The blues are a big influence on the music of this time, a connection made explicit by the inclusion of several blues covers. While Group Axis obviously don't have Howling Wolf or Hubert Sumlin in their band, it's amusing to listen to them try to make up for it with swagger and ferocious keyboard and guitar solos on their version of "Smokestack Lightning." Bobby Comstock's cocky version of Bo Diddley's "I'm a Man" is also pretty good, though no match for the original. Bobby Simms & the Simmers seemingly adapt Big Mama Thornton's "They Call Me Big Mama" on their cut "Big Mama," changing the focus of the opening lines from the singer to the singer's girlfriend, but the similarity ends there as the lyrics go in a different direction altogether.

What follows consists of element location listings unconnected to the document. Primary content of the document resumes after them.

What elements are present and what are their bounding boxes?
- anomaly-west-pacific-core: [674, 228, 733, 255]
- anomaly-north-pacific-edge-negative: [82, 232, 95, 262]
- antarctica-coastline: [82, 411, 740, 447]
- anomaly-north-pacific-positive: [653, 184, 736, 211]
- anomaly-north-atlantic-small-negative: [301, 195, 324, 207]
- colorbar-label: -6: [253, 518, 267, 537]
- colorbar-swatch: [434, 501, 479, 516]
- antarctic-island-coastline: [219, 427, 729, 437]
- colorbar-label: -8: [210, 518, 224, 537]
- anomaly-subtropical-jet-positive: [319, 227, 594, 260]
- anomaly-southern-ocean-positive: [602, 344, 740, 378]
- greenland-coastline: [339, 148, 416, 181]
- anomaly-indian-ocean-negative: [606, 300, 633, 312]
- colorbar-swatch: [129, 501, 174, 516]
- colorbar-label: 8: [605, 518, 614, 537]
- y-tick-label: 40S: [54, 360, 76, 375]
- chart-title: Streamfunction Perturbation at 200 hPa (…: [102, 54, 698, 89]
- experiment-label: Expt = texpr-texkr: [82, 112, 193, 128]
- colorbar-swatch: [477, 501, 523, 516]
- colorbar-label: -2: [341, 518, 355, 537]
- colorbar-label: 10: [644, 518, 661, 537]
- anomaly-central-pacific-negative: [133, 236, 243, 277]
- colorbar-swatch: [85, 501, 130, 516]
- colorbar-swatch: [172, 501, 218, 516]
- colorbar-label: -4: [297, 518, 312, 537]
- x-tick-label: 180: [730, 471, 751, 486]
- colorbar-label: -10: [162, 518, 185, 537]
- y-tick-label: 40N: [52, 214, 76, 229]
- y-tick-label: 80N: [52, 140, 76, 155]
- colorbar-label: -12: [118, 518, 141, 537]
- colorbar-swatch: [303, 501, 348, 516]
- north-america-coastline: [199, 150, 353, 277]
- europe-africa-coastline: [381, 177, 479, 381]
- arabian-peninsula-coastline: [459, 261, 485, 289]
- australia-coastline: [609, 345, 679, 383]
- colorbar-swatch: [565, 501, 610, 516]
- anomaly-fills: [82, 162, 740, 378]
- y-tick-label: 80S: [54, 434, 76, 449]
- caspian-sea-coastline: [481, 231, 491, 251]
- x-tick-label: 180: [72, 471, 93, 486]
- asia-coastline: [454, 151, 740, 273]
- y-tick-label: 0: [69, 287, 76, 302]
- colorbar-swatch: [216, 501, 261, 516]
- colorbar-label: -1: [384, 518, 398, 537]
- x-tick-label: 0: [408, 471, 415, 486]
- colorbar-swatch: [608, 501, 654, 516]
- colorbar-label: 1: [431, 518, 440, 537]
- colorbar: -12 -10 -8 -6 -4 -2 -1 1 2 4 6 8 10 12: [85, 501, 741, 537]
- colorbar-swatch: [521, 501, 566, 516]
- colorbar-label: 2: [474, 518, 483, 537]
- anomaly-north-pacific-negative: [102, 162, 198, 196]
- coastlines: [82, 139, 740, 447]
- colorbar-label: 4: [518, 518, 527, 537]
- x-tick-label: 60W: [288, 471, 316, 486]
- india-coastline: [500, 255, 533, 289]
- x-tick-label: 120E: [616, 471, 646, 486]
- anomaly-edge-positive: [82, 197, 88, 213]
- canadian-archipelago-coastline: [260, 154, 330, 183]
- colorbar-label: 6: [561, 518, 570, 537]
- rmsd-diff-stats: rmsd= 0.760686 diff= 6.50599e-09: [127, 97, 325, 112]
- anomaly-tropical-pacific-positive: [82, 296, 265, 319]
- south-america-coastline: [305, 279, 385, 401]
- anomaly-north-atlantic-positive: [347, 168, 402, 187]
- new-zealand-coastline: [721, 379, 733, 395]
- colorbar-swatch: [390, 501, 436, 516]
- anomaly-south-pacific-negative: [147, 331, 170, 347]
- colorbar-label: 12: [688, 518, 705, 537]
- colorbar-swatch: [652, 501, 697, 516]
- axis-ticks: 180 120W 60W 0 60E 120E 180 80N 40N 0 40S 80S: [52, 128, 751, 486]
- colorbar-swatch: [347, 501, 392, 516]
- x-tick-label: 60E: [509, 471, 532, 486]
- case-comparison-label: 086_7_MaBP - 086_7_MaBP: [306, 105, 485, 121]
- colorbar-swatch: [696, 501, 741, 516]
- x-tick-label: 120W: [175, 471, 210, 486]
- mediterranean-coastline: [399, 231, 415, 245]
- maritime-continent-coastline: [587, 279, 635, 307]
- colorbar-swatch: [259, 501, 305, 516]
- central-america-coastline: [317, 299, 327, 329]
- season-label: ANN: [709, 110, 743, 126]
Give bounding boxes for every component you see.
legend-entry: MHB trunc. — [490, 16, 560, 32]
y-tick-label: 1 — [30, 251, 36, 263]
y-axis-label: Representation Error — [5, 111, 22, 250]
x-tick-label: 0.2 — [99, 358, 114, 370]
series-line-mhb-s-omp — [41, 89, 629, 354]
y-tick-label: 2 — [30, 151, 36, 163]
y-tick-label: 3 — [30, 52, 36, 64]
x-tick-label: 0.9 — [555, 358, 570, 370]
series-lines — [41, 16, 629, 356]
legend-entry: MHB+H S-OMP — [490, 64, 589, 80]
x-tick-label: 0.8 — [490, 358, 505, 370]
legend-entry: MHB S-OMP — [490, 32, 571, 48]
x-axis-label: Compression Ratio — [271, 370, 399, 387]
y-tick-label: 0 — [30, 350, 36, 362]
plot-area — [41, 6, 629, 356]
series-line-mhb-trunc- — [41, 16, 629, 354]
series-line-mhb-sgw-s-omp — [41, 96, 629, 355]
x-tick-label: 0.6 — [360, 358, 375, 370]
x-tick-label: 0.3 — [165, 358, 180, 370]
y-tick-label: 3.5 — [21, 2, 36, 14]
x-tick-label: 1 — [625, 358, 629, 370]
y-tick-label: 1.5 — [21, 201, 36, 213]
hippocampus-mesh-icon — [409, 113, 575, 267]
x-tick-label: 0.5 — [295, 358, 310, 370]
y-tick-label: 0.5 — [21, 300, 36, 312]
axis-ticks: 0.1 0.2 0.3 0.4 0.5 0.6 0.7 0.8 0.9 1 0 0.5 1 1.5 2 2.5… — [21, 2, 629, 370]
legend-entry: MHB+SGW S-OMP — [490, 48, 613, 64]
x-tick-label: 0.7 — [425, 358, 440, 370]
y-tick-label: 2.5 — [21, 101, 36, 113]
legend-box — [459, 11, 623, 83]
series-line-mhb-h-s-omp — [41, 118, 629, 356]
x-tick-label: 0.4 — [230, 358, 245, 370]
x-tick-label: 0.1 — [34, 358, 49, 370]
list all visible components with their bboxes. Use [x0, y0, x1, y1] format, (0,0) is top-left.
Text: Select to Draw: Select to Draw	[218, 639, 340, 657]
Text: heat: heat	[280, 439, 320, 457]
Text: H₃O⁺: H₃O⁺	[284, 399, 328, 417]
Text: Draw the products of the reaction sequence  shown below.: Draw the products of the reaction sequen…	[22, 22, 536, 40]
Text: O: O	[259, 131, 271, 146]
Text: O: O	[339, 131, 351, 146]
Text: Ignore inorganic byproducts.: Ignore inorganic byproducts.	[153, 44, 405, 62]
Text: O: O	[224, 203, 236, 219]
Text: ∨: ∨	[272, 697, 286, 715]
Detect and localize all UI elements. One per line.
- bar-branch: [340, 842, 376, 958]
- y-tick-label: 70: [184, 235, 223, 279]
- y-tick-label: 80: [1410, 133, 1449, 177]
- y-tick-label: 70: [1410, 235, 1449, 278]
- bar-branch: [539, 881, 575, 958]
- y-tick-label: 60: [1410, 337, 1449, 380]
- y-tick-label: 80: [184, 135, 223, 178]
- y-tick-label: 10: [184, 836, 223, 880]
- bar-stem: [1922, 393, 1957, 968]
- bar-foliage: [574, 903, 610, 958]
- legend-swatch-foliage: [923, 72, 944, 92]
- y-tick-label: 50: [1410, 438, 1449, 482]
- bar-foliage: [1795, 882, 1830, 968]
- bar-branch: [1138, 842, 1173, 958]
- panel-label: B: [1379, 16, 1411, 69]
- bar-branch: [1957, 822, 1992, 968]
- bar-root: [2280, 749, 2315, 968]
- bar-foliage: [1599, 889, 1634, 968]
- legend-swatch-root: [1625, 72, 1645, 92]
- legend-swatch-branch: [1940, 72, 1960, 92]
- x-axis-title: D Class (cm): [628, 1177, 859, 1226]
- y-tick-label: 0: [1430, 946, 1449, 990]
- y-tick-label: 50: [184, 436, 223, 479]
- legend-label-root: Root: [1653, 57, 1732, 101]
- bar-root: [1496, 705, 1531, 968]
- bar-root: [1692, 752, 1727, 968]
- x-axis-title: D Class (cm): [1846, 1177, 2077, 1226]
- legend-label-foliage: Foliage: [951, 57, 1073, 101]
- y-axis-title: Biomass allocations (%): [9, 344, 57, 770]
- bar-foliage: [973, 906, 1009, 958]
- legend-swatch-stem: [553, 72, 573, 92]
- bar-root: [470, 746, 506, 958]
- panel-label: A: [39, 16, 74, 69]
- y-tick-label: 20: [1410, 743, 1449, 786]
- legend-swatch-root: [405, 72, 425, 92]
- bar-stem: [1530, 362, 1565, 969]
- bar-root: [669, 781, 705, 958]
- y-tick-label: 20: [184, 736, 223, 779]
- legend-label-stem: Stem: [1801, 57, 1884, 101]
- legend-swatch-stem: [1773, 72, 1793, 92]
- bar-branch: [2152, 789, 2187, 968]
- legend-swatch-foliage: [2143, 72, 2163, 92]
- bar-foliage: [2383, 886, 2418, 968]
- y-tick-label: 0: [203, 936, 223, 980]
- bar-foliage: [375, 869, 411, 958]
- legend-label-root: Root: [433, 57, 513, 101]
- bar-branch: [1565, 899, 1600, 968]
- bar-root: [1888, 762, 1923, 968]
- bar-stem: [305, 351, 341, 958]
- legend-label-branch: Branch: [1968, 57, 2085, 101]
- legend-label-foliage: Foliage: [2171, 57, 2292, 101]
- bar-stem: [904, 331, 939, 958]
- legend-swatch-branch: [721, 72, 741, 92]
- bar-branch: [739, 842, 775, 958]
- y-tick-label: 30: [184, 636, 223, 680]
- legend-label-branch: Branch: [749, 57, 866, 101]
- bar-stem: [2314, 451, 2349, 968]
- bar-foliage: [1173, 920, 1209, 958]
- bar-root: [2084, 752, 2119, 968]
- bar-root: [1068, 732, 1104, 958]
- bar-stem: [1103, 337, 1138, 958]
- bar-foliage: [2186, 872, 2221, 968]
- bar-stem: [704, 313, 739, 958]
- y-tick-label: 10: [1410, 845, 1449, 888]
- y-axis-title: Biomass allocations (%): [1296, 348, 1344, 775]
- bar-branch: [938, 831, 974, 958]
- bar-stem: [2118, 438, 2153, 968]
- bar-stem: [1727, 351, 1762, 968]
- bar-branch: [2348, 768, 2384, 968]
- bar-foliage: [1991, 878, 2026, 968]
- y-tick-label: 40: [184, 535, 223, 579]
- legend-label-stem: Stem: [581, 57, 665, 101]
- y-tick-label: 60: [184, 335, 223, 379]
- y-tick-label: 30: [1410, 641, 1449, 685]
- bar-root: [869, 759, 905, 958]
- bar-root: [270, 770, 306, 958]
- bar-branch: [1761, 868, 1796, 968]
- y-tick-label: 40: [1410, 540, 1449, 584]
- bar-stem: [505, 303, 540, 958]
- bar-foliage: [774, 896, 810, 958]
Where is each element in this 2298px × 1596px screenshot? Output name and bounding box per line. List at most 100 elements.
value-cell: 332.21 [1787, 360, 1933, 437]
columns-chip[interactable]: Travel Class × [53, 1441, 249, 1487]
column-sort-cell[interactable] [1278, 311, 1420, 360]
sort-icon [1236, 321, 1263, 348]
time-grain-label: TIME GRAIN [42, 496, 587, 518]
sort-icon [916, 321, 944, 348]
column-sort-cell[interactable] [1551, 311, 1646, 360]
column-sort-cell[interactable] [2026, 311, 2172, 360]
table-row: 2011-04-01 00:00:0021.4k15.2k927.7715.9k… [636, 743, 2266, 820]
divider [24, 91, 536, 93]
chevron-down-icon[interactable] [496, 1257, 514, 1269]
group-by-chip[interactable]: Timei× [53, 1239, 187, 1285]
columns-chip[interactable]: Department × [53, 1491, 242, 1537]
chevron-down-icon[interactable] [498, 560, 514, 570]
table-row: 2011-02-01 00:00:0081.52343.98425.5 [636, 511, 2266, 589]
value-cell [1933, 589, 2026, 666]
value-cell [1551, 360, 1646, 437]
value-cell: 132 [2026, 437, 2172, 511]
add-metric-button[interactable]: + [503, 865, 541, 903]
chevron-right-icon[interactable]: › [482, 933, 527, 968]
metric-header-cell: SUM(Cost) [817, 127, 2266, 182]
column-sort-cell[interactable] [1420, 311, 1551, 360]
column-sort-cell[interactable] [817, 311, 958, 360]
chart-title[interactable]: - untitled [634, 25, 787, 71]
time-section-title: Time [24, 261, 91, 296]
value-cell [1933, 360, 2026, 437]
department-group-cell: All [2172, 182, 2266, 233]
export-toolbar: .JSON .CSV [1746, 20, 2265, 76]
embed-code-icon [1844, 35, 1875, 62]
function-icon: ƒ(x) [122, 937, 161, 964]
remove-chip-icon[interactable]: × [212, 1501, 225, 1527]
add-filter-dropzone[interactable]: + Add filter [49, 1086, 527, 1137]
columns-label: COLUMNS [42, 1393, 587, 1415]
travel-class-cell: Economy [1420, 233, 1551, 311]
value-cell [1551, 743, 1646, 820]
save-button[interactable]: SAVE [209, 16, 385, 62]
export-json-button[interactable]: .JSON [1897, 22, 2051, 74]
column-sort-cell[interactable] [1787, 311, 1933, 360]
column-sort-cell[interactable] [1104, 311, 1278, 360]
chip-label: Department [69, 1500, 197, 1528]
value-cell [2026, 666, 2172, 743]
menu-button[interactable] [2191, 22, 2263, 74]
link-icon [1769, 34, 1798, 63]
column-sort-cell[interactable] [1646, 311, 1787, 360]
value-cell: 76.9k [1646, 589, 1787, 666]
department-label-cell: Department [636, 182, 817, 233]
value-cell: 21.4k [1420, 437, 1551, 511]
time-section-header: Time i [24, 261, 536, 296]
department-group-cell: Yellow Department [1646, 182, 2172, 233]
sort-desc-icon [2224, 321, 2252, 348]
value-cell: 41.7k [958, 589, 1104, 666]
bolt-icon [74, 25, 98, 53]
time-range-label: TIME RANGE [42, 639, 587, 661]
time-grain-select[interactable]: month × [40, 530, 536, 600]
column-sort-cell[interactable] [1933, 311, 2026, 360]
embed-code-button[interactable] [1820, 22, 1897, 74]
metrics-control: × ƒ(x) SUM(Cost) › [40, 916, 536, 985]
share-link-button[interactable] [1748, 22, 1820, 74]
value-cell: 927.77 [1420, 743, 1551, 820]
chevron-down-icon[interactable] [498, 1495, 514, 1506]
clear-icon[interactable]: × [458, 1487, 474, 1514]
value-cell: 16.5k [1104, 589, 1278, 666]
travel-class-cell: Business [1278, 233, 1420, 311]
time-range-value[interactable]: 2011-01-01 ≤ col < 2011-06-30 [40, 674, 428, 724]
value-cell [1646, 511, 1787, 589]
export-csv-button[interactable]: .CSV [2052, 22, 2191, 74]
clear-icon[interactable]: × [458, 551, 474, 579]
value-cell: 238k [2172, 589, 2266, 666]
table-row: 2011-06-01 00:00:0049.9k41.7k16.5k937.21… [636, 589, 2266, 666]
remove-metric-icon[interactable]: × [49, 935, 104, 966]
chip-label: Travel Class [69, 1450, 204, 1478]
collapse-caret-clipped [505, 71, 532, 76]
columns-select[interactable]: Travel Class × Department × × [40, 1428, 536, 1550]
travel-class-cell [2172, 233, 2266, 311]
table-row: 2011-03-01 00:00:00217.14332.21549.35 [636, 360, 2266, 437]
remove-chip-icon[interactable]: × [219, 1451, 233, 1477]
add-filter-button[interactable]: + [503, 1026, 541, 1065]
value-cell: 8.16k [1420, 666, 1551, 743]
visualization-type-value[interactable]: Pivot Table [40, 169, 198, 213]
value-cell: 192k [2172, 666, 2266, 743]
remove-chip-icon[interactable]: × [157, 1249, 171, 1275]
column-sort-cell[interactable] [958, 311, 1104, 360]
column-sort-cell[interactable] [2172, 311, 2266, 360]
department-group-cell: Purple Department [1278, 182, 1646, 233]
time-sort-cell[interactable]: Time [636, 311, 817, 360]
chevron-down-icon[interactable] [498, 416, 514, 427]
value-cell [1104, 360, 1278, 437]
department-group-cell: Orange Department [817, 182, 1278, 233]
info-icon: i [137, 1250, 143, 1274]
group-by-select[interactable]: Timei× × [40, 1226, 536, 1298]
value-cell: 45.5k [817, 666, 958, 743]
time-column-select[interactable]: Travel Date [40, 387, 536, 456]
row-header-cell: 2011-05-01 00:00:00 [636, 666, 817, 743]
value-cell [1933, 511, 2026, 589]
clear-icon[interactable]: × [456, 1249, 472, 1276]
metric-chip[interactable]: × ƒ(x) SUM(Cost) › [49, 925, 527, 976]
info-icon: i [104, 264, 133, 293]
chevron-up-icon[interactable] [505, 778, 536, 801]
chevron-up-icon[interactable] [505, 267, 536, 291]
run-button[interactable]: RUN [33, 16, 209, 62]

Most of these songs are fixated on themes typical to early rock and roll, especially romantic problems. The Bay Ridge's "Without You," The Outcasts' "You Do Me Wrong," The Outsiders' "Haunted by Your Love," and Jack Eden's "It's Only a Dream" all lament the loss of a woman, while unrequited love is common to Bobby Saint Clair's "Fool That I Am" and Dee Jay & the Runaways' "He's Not Your Friend." Other acts are more concerned with asserting themselves, like the aforementioned Bobby Comstock, Kevin Coughlin's title track, and the zany "Get It On/Wilde Childe Freakout" by Dick "Wilde Childe" Kemp, a DJ in Cleveland who cashed in on his popularity with this one-off single.

That Saloman can continue to mine the '60s and find so many obscure tracks of high quality is testament not only to his curatorial abilities but also to that decade's ability to produce great music. For fans of vintage rock, I Gotta Be Me proves that there's still plenty of fantastic music from that era remaining to be heard.